Polar Palooza - North
Don PettitDon Pettit
NASA Johnson Space Center

Don Pettit is a NASA Astronaut at the Johnson Space Center in Houston Texas. He is interested in contrasting long duration space exploration with Earth exploration, possibly using Antarctica as a space mission analog for future Lunar and Mars mission preparations. Don was a member of the December 2006 ANSMET (Antarctic Search for Meteorites) team.

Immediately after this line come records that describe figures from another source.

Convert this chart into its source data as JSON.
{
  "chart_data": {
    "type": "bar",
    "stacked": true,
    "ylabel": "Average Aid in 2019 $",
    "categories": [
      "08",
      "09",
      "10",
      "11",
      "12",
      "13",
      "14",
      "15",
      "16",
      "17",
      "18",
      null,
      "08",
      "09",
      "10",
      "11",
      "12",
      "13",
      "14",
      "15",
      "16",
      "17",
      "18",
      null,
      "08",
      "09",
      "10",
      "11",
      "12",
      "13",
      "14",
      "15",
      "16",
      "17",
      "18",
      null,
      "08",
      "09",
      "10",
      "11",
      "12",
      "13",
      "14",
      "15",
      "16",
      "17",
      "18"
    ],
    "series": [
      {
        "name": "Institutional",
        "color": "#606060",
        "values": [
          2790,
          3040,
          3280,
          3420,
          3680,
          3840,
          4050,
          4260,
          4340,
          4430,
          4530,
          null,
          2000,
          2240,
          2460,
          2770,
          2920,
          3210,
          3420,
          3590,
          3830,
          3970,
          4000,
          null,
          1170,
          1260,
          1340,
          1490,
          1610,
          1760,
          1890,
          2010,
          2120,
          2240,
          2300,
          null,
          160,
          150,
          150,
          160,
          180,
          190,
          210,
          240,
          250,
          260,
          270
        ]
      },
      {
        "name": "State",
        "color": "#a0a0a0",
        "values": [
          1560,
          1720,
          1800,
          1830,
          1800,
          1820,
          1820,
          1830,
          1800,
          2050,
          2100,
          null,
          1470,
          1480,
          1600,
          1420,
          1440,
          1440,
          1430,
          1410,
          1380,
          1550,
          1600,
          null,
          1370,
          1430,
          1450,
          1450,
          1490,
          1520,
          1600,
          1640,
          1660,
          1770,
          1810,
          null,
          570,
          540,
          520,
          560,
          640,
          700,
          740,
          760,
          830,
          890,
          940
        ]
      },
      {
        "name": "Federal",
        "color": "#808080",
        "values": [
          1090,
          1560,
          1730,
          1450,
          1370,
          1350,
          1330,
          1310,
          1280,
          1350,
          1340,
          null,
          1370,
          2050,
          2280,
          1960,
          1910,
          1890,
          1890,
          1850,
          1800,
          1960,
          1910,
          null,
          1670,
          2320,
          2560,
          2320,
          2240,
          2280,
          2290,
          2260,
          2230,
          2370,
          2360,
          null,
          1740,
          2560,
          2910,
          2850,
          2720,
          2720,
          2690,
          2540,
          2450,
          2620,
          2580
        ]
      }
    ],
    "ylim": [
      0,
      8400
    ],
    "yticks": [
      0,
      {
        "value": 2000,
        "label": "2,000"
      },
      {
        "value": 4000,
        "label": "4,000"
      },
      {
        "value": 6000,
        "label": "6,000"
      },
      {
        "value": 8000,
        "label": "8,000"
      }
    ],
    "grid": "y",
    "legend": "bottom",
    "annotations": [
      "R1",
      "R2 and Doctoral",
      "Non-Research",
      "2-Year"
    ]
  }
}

On his first space flight as NASA ISS Science Officer aboard the International Space Station, Don logged over 161 days in space, including over 13 EVA hours. During 5-1/2 months aboard the International Space Station, the crew worked with numerous U.S. and Russian science experiments. Dr. Pettit and the mission commander Ken Bowersox performed 2 EVAs (spacewalks) to continue the external outfitting of the orbital outpost.

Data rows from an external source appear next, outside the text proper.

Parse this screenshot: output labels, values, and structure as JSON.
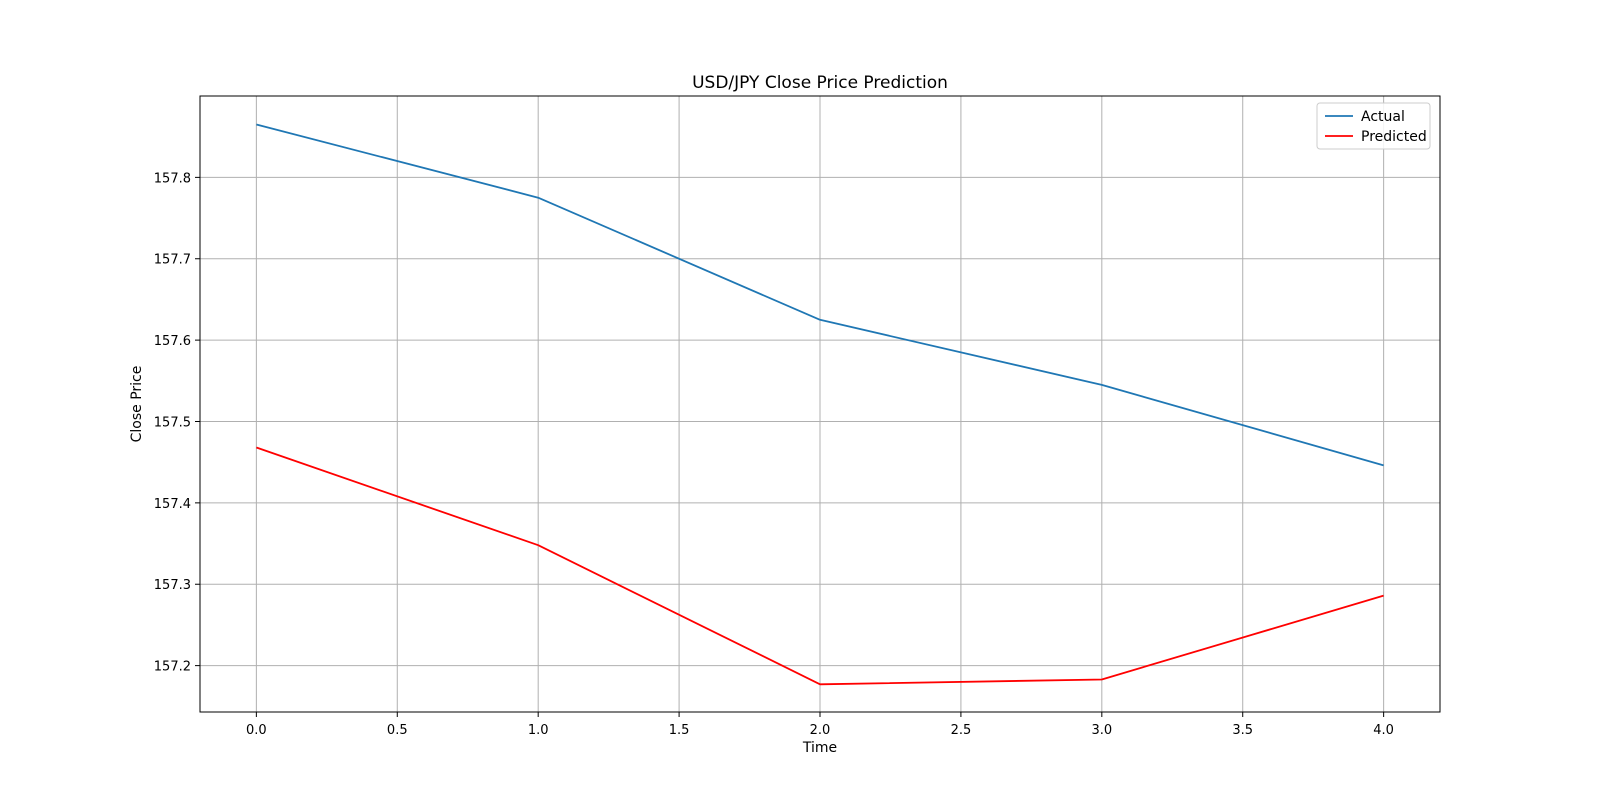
{
  "chart_data": {
    "type": "line",
    "title": "USD/JPY Close Price Prediction",
    "xlabel": "Time",
    "ylabel": "Close Price",
    "x": [
      0,
      1,
      2,
      3,
      4
    ],
    "series": [
      {
        "name": "Actual",
        "color": "#1f77b4",
        "values": [
          157.865,
          157.775,
          157.625,
          157.545,
          157.446
        ]
      },
      {
        "name": "Predicted",
        "color": "#ff0000",
        "values": [
          157.468,
          157.348,
          157.177,
          157.183,
          157.286
        ]
      }
    ],
    "xlim": [
      -0.2,
      4.2
    ],
    "ylim": [
      157.143,
      157.9
    ],
    "xticks": [
      0,
      0.5,
      1,
      1.5,
      2,
      2.5,
      3,
      3.5,
      4
    ],
    "xtick_labels": [
      "0.0",
      "0.5",
      "1.0",
      "1.5",
      "2.0",
      "2.5",
      "3.0",
      "3.5",
      "4.0"
    ],
    "yticks": [
      157.2,
      157.3,
      157.4,
      157.5,
      157.6,
      157.7,
      157.8
    ],
    "ytick_labels": [
      "157.2",
      "157.3",
      "157.4",
      "157.5",
      "157.6",
      "157.7",
      "157.8"
    ],
    "grid": true,
    "legend_position": "top-right"
  }
}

Prior to joining NASA, Don was a staff scientist at Los Alamos National Laboratory. His projects included reduced gravity fluid flow and materials processing experiments on board the NASA KC-135 airplane, atmospheric spectroscopy on noctilucent clouds seeded from sounding rockets, fumarole gas sampling from volcanoes, and problems in detonation physics. He was a member of the Synthesis Group, slated with assembling the technology to return to the moon and explore Mars, and the Space Station Freedom Redesign Team.